Editorial Feature

The World's First Edible Food Sensors

Swiss researchers developed the world's first edible sensors. The thin, digestible sensors can be attached to food, where they then wirelessly monitor its temperature to link our food to the Internet of Things (IoT).

The research from the team in Zurich built upon previously available biomaterials research, which explored using degradable rigid materials in objects, such as medical implants and wearable sensors.

The development of the new sensors was reported in the Advanced Functional Materials journal in 2017 by post-doctorate Giovanni Salvatore and his research team. According to the journal, the edible microsensors were made with a corn and potato starch-based polymer, which was mixed with magnesium, water-soluble silicon dioxide, and nitride; all of which are digestible by humans. It is a fully biodegradable piece of technology.

New Edible Microsensors

The sensor is ultra-thin at only 16 micrometers thick, which is more than six times smaller than a human hair (around 100 micrometers thick). This means that they can be easily implanted into food that can then be monitored and digested by humans without much intrusion.

"In preparation for transport to Europe, fish from Japan could be fitted with tiny temperature sensors," stated Salvatore, "allowing them to be continuously monitored to ensure they are kept at a cool enough temperature."
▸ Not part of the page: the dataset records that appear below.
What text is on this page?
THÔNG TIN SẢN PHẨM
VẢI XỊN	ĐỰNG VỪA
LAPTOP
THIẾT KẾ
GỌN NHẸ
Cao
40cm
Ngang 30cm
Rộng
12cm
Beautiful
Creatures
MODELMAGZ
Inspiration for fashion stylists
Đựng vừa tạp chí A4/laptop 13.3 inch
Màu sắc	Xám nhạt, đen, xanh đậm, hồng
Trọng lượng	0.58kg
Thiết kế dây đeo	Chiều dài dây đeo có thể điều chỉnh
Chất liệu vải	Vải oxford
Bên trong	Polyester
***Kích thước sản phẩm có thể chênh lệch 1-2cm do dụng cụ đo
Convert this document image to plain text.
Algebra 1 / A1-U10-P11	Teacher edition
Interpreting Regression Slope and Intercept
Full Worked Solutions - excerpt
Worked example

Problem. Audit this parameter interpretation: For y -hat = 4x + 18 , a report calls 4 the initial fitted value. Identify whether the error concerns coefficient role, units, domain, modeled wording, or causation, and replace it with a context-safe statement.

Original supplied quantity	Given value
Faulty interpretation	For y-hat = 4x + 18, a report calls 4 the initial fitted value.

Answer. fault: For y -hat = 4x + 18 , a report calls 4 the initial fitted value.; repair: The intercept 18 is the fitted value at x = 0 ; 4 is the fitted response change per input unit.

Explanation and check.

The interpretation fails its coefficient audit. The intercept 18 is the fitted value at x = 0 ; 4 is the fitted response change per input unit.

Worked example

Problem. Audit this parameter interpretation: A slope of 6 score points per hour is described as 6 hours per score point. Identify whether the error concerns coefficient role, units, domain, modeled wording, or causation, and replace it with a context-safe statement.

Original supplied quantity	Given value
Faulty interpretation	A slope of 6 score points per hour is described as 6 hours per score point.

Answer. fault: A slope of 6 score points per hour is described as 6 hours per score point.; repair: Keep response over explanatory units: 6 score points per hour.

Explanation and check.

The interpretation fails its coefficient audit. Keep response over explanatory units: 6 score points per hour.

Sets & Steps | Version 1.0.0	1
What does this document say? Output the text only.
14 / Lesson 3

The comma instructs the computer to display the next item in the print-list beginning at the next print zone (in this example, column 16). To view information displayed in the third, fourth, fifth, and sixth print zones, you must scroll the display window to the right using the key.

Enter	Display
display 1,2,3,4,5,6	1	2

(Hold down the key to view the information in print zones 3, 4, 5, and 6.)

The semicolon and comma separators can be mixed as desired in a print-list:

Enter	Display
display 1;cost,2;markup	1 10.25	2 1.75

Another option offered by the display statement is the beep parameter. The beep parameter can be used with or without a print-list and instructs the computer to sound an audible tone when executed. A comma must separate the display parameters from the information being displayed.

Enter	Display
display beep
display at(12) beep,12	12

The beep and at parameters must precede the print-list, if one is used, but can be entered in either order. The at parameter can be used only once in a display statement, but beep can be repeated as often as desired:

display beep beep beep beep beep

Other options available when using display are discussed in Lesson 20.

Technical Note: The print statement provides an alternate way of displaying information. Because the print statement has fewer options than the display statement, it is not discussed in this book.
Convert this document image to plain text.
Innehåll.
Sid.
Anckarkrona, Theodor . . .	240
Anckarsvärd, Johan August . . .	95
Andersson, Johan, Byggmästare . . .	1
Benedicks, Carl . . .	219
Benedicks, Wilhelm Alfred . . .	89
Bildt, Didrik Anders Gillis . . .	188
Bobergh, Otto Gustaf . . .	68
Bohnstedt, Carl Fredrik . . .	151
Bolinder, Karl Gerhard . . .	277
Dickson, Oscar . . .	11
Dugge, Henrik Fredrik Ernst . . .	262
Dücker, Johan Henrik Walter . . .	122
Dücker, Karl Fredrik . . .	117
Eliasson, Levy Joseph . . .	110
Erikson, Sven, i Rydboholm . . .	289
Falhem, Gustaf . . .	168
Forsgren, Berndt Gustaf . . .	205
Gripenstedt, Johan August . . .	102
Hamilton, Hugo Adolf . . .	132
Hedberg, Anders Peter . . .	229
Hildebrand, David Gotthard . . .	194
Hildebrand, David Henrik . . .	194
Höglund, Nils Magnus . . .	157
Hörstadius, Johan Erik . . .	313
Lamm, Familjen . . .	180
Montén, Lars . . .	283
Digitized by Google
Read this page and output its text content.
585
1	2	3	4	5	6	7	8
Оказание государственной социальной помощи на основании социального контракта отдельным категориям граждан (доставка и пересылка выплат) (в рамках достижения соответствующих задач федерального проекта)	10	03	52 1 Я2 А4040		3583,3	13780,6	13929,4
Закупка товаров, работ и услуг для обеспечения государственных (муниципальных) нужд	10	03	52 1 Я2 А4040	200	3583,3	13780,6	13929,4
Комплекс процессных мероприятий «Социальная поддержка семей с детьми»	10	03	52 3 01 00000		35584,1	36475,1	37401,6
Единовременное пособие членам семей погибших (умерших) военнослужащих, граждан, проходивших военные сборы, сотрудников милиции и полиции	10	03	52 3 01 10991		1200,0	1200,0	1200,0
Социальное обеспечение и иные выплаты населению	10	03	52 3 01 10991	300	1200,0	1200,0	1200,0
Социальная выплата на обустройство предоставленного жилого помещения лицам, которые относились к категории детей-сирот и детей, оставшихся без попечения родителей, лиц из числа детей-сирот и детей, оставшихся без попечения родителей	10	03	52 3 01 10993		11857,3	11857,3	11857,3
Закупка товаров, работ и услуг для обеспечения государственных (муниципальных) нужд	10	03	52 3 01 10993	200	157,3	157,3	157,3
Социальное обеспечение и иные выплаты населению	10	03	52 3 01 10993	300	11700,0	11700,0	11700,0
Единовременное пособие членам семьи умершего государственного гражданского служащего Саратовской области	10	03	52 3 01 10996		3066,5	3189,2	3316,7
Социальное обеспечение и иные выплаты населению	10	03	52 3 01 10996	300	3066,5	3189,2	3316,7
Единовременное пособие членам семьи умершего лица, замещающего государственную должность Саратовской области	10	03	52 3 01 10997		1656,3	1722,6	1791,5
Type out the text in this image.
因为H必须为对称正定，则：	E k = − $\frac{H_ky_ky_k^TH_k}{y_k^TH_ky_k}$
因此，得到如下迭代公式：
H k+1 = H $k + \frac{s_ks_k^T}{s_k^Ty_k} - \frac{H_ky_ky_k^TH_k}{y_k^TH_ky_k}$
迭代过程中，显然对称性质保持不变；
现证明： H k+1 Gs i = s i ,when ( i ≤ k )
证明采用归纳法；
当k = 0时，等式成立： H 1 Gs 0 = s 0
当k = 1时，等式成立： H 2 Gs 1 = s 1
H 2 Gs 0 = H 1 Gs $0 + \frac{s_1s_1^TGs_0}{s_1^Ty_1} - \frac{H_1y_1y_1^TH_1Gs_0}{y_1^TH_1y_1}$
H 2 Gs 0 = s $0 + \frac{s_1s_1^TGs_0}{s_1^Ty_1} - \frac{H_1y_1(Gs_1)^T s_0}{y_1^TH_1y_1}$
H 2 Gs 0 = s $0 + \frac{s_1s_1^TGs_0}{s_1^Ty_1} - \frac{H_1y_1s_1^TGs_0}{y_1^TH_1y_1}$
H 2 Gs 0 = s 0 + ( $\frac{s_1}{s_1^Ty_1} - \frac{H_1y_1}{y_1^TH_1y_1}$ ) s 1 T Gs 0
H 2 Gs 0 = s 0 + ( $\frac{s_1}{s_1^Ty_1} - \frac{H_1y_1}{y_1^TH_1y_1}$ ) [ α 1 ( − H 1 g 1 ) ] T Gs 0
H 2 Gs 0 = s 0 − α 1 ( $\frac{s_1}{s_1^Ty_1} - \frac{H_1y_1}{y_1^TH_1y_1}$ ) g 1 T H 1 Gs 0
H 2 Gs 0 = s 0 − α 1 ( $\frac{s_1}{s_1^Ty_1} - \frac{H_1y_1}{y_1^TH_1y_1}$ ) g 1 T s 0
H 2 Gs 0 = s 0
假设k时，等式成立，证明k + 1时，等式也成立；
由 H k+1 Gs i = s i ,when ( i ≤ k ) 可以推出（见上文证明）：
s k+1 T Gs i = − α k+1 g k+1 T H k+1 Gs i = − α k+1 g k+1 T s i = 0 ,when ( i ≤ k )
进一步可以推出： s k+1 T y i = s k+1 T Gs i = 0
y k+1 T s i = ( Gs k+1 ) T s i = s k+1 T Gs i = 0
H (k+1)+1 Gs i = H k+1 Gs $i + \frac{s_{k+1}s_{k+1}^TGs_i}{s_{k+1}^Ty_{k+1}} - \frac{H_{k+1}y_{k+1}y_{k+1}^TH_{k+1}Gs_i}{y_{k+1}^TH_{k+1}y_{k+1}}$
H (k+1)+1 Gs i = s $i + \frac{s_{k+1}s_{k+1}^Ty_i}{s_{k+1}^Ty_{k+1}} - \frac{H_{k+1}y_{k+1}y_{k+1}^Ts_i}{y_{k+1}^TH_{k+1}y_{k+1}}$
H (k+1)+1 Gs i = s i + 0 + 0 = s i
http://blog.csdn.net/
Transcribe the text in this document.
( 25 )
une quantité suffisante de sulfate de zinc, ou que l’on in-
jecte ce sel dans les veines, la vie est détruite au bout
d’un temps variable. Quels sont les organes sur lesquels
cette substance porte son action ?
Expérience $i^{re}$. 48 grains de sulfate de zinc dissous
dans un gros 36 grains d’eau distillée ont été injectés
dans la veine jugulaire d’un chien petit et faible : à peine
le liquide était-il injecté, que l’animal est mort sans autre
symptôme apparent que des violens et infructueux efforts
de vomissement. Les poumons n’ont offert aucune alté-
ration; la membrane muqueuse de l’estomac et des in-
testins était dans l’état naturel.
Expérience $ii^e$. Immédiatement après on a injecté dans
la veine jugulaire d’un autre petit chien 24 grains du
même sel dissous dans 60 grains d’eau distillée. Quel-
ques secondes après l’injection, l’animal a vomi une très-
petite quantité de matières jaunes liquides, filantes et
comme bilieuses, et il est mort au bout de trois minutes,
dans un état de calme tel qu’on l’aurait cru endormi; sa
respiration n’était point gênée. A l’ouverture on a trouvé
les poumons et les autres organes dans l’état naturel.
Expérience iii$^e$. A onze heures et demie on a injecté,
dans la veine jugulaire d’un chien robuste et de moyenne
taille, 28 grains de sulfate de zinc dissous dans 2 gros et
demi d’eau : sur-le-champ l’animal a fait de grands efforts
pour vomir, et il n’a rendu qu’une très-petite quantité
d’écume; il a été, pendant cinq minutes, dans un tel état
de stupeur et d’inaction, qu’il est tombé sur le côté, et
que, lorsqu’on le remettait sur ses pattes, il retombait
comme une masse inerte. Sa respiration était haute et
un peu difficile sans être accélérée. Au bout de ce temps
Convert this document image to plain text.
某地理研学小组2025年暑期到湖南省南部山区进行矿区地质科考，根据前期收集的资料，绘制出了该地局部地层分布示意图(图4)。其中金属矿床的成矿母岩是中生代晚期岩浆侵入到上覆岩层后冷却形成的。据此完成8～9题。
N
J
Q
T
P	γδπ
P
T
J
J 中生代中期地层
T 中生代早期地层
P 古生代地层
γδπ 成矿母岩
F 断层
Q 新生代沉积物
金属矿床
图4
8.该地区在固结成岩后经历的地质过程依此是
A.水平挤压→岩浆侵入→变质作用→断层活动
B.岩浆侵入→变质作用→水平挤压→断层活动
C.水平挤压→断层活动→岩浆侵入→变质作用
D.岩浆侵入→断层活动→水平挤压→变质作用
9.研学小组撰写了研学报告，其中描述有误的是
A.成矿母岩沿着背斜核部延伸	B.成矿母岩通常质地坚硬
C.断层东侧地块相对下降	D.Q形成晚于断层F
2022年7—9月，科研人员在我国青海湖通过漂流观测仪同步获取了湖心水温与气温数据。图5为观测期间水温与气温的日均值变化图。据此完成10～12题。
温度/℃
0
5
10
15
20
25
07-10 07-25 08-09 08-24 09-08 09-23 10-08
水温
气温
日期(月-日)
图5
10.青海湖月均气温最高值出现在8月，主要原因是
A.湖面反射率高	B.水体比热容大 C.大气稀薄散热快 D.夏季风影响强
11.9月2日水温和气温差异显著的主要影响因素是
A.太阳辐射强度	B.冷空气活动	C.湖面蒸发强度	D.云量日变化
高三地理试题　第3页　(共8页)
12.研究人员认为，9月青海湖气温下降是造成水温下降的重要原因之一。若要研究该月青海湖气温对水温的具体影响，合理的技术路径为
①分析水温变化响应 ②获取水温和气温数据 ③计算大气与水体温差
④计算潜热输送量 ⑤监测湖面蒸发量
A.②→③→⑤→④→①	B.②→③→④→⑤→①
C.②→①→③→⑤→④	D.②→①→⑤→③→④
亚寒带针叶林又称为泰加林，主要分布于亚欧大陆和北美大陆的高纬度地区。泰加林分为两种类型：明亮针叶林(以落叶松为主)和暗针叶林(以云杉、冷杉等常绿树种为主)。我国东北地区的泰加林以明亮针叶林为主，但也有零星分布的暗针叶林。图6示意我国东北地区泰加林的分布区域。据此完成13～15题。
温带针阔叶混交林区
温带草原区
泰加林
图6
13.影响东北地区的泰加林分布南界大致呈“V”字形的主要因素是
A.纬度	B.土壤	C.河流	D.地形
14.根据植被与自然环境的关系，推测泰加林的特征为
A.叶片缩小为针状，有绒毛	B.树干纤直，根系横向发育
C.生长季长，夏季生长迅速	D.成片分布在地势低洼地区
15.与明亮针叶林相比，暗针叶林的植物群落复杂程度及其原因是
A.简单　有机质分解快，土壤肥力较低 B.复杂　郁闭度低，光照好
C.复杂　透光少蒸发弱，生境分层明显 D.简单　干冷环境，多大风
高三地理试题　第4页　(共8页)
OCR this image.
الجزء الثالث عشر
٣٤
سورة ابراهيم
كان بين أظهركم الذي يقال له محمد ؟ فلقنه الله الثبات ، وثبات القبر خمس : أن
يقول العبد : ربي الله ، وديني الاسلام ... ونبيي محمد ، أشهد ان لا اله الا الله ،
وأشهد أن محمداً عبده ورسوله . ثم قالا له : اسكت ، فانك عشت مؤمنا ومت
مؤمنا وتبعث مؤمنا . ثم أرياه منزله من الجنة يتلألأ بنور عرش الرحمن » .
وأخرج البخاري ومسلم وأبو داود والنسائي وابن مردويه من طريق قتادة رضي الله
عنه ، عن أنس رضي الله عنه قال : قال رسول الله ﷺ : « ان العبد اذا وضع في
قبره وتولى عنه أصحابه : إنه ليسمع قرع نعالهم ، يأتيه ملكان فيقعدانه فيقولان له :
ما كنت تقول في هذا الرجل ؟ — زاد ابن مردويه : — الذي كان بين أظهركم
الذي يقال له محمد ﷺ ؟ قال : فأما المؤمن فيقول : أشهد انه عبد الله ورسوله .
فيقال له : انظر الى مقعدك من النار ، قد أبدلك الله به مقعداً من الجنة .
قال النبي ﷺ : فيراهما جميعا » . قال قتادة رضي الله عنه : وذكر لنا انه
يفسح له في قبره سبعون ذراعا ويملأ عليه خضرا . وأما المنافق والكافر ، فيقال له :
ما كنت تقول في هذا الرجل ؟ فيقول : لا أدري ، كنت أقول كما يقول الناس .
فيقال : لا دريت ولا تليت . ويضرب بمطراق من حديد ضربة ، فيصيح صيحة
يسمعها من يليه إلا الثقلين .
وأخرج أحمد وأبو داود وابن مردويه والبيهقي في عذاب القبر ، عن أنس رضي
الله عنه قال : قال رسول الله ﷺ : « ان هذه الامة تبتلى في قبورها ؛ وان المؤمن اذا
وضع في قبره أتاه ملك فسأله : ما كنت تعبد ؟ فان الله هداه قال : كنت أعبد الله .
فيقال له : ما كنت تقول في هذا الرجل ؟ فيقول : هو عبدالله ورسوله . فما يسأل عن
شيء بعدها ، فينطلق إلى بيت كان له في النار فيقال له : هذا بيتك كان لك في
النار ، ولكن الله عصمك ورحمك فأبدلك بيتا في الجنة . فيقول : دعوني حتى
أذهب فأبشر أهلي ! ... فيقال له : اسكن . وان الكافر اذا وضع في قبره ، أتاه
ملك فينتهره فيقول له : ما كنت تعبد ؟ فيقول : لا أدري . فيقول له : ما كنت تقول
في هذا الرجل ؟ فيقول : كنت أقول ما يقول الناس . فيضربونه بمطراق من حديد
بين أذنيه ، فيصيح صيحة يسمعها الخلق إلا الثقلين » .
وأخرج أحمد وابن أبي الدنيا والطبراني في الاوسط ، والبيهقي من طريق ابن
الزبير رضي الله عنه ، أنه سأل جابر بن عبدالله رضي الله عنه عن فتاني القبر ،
Image Credit: stockfour/Shutterstock

By using them in the food and beverage industry, consumers and providers will be able to continually test the temperature of food products; ensuring freshness is monitored and controlled.

Challenges Faced

Currently, the microsensors must be connected to a micro-battery, microprocessor and transmitter in order to work as needed. Although this is done with biodegradable cables, it is not an ideal situation. Therefore, the team is now furthering their research to examine and find ways of wirelessly powering and transmitting the data collected by the sensor. Salvatore explains that the team is currently looking into a “biocompatible energy source”.

Another challenge the sensors have to face is that they must be sturdy enough to withstand rough handling over long-distance transportation. Therefore, the sensors have to be strong as well as small. They also have to provide reliable electrical performance, while undergoing chemical degradation and mechanical deformation.

The most significant hurdle for this branch of materials research is the initial expense to create the sensor. According to a release by the research team, this type of biocompatible microsensor is very expensive and time-consuming to develop and therefore has made the product less marketable. It is believed that in the future, the price of labor and production will decrease to make the microsensor more viable in the industry.

Conclusion

Despite the many challenges, there has been and continues to be a lot of research into edible sensors. Earlier in 2018, a different team of researchers successfully developed an ingestible electronic capsule that is capable of sensing the levels of fermentation in the gut and detecting various gases. The capsule is larger than the Salvatore team's edible sensor, at 2.6 centimeters long, but is able to detect hydrogen, oxygen and carbon dioxide. It can also transmit these results every 5 minutes as it makes its way through the digestive tract. While still at the human trial stage, it is hoped that this sensor could someday aid medical professionals in diagnosing digestive problems.

Once the price of biosensors falls enough, they could be used virtually anywhere,” Salvatore explained, “Their use would not be limited to temperature measurement either: similar microsensors could be deployed to monitor pressure, gas build-up and UV exposure.